"Slam dunk" Treasury trade turns into a patience test as yields rise.  

NY (Reuters)— As a healthy economy reduces Fed interest rate lowering hopes, the U.S. government bond market is selling off.  

Over the previous month, investors have roughly decreased their 2024 Fed reduction expectations due to strong job growth and inflation,  ...

...The Fed's reluctance to loosen monetary policy due to strong job growth and inflation has slashed investors' expectations for 2024 cuts in the last month.  

That has worsened bond losses, challenging predictions for investors who believed Treasuries would climb as the Fed slashed borrowing costs  

Ten-year Treasury yields, which move inversely to bond prices and are influenced by interest rate forecasts, rose to 4.35%, their highest level since November  

Reuters in NYC As a robust economy shreds prospects for Federal Reserve interest rate decreases, the U.S. government bond market is selling off.  
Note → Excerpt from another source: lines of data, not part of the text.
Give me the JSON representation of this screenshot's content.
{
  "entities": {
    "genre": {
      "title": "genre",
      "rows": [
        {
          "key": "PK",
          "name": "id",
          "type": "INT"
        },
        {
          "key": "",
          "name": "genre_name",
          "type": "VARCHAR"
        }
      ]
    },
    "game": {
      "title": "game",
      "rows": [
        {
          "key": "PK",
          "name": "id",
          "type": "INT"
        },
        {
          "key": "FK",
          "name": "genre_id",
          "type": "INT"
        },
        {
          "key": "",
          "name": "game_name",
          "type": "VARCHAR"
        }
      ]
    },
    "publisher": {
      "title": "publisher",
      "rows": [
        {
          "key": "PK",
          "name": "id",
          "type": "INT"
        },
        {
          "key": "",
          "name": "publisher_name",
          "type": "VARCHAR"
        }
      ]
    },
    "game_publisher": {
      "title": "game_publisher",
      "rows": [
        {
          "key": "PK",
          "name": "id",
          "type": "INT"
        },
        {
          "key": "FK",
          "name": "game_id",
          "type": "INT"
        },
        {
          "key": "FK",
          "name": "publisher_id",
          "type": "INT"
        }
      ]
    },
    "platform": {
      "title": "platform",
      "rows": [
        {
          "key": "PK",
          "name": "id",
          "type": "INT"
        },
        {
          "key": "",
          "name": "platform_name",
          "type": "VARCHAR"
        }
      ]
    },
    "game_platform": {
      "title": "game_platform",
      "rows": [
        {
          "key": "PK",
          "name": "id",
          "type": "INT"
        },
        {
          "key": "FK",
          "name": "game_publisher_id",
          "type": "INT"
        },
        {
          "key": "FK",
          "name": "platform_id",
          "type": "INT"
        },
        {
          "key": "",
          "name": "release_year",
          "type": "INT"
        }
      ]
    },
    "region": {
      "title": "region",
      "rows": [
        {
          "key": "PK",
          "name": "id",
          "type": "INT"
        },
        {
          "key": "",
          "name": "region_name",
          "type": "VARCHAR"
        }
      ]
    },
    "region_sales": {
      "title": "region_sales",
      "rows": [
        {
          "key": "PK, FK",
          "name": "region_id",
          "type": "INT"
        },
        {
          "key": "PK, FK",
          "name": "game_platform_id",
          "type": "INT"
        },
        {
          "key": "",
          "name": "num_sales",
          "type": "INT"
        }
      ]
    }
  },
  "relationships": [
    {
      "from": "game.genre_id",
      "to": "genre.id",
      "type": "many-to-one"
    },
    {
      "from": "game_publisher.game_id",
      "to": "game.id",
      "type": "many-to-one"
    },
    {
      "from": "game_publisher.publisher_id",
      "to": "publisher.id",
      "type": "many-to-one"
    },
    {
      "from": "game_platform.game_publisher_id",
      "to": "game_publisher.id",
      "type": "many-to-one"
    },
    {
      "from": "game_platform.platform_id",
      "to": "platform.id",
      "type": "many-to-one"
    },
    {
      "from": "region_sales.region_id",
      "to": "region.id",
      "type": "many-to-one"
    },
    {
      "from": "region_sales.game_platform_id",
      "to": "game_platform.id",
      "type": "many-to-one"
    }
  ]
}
which have made the Fed wary of easing monetary policy too soon  

Over the previous month, investors have roughly decreased their 2024 Fed reduction expectations due to strong job growth and inflation,Everyone anticipated inflation would fall in 2024.   

Craig Brothers, senior portfolio manager and co-head of fixed income at Bel Air Investment Advisors, said bond positioning was a surefire victory. So, "that trade is not working."  

On Friday, federal funds futures showed investors pricing in 80 basis points of interest rate decreases this year, down from 150 basis points in January.